Fancesa
- Full name: Academia Deportiva Fancesa
- Nickname(s): Rubronegro Cementeros
- Founded: 10 March 1965; 60 years ago
- Ground: Olímpico Patria
- Capacity: 30,700
- President: Eduardo Ayala
- Head coach: Alex Martínez
- League: Copa Simón Bolívar Primera A ACHF
- 2023 2023: Copa Simón Bolívar, 17th of 40 Primera A ACHF, 2nd of 12
| Home colours |

= Academia Deportiva Fancesa =

Bolivian football club

Academia Deportiva Fancesa is a Bolivian football club based in Sucre, Chuquisaca.
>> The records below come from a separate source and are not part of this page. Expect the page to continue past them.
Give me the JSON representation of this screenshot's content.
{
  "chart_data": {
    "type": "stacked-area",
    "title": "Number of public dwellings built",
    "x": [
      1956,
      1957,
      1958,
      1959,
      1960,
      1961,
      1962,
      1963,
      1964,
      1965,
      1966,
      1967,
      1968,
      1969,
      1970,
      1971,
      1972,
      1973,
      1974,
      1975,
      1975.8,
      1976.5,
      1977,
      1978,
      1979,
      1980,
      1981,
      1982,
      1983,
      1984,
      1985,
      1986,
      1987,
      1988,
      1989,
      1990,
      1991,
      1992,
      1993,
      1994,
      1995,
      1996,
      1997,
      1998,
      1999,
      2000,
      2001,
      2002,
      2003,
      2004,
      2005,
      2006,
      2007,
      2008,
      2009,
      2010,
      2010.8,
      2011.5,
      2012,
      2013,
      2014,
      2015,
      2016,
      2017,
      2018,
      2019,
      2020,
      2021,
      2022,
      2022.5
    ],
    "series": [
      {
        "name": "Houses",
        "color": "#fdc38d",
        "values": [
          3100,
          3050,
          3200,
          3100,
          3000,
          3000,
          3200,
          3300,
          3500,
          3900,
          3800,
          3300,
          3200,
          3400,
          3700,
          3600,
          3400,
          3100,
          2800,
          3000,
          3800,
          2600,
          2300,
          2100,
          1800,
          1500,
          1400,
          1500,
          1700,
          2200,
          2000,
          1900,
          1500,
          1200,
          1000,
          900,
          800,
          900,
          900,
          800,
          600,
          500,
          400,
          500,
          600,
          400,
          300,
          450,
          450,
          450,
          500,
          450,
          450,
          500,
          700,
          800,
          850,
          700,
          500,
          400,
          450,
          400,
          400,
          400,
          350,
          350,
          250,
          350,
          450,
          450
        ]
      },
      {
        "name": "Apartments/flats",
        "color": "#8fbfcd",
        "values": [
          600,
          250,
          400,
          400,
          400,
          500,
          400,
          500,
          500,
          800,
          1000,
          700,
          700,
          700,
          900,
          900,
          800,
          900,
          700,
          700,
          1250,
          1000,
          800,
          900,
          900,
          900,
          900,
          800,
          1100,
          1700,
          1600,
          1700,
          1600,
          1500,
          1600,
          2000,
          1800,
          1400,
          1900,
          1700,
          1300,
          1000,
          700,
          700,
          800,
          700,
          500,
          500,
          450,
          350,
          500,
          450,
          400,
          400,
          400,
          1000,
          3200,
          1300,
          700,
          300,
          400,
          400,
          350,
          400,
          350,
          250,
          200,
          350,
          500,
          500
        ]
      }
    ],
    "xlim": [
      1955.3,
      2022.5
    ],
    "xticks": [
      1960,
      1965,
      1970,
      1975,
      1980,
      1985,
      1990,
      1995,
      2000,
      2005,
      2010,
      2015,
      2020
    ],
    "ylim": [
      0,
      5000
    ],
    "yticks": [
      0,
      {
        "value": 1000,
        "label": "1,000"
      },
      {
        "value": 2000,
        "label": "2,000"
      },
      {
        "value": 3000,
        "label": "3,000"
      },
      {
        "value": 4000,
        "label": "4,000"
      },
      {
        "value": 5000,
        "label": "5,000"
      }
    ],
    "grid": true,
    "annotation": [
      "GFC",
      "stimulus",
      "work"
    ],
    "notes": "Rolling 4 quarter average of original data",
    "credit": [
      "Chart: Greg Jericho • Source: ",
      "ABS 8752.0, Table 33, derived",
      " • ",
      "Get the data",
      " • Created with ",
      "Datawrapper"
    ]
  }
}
The club was founded on 10 March 1965, and compete in the Bolivian Football Regional Leagues, holding home matches at the Estadio Olímpico Patria, with a capacity of 30,700 people.

==History==
Named after the Fábrica Nacional de Cemento S.A. (FANCESA), the club reached the final of the Copa Simón Bolívar in 2002, missing out a direct promotion after losing to Aurora. They also lost the promotion/relegation play-off against Independiente Petrolero, and remained in the second division.

The club was also one of the participants of the 2022 Copa Bolivia, but the tournament was cancelled.